这种诡异的静默,比任何严厉的呵斥都更让人胆寒。
终于,刘瀚文有动作了。
他转身回到椅子上。
柳秘书趁机问道:“首长,小陆在平恩地区干的事情,是不是有点过火了?”
刘瀚文道:“何止过火,他这个事弄不好会是政治事故。”
柳秘书又问道:“那武德殿为什么没有任何表示?”
“因为王首席是想转头的。
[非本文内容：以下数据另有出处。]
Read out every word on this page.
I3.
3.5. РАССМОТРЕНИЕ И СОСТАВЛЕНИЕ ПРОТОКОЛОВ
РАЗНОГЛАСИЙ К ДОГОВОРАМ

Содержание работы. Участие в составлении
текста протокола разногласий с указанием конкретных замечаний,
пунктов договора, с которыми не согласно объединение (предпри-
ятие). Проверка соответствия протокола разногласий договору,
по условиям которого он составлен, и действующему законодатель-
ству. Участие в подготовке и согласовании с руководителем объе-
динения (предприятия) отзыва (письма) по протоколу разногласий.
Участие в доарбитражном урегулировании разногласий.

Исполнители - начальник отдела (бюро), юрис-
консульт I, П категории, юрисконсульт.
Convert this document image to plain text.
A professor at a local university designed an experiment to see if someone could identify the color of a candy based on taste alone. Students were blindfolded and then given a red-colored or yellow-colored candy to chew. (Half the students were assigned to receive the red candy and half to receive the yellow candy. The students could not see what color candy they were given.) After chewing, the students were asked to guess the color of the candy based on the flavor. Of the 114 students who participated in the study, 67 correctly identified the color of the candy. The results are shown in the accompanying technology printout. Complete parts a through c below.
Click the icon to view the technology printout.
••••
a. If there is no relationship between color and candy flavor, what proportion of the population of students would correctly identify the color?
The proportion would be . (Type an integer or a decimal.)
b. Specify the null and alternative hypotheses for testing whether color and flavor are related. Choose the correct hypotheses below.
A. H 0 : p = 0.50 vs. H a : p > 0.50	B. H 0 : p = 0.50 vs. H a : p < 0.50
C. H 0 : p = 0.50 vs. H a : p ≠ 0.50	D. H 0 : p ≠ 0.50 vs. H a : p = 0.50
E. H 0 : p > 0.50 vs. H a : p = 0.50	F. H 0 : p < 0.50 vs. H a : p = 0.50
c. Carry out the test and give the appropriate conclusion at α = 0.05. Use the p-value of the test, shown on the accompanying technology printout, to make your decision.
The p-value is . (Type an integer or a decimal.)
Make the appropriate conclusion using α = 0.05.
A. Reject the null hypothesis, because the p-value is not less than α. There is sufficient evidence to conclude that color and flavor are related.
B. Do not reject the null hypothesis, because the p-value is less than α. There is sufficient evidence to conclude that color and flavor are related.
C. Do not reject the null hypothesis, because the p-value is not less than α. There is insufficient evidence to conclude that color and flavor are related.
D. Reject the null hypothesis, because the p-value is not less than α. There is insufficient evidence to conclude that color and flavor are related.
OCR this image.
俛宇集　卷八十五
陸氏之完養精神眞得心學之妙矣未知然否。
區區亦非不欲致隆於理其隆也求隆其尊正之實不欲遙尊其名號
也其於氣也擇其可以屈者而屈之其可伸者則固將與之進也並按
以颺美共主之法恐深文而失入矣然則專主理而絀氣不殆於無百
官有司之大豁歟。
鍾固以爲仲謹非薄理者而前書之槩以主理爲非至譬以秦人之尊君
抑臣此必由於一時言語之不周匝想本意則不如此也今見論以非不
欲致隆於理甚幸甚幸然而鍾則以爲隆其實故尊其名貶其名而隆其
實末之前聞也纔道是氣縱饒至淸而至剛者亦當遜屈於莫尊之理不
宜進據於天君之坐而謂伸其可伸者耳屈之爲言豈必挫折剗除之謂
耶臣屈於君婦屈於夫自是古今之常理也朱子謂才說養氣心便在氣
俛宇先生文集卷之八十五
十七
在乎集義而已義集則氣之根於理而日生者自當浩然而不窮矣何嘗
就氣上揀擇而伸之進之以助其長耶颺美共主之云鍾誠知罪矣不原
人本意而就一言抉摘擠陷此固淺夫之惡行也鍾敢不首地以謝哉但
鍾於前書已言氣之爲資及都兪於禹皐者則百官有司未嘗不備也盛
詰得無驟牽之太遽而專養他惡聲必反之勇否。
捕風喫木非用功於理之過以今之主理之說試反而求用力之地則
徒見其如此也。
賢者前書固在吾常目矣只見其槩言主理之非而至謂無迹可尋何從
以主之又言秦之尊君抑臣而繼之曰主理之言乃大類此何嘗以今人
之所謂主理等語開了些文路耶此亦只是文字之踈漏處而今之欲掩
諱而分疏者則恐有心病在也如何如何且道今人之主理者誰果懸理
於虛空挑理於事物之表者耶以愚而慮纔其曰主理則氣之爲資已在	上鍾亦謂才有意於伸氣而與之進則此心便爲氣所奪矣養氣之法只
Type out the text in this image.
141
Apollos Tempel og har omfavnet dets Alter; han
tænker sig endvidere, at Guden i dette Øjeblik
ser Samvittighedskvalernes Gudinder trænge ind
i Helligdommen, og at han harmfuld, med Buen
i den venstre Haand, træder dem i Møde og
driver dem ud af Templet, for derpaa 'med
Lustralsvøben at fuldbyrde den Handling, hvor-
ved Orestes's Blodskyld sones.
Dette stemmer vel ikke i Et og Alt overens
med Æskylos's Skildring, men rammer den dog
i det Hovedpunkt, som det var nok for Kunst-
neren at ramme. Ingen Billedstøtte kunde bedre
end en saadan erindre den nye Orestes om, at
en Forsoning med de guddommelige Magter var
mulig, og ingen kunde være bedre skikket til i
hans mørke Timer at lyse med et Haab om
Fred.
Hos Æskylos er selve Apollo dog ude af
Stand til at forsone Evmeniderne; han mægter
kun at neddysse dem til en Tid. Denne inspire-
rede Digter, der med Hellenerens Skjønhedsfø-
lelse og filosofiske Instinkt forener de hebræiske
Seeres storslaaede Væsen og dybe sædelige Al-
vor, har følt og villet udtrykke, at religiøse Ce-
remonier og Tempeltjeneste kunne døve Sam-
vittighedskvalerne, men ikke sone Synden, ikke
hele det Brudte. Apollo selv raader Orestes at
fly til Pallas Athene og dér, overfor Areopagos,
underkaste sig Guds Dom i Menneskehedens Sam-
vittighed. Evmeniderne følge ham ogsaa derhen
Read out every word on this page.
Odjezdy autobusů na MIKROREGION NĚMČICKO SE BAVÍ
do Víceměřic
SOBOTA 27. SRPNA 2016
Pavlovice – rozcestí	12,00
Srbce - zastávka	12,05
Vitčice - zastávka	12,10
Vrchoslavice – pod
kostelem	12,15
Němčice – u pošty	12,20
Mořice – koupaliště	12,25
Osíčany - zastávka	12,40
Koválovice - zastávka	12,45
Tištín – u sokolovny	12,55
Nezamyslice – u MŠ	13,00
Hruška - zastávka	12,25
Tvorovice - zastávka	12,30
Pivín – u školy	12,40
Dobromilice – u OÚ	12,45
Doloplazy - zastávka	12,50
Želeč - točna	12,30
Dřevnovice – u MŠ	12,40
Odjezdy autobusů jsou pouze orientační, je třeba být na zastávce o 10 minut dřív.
”刘瀚文举例,“就像我没有第一时间安排陆昭去联合组一样,我得先试试联合组的深水区。”
“陆昭这一次服软,可以给后续的服软提供解释。”
柳秘书立马明白了。
如果陆昭这一次通过谈判解决问题,那么后续都能进行效仿。
武力永远是最后手段。
之前武力镇压就是联邦没有其他方法能够安抚邦民。
资源是主要,管理成本是其次。
“小陆,为什么要这么做,也是王首席的指示吗?”
柳秘书又引入了另一个问题。
他怀疑陆昭与王首席有联系,否则想不出来为什么要这么干。
或许王首席把特区的位置许诺给了陆昭。
“我想应该没有,这全是他个人行为。”
刘瀚文摇头笃定。
他与陆昭不合,但又对他的种种行径莫名能理解。
陆昭这么做是因为他依旧信仰着黄金精神。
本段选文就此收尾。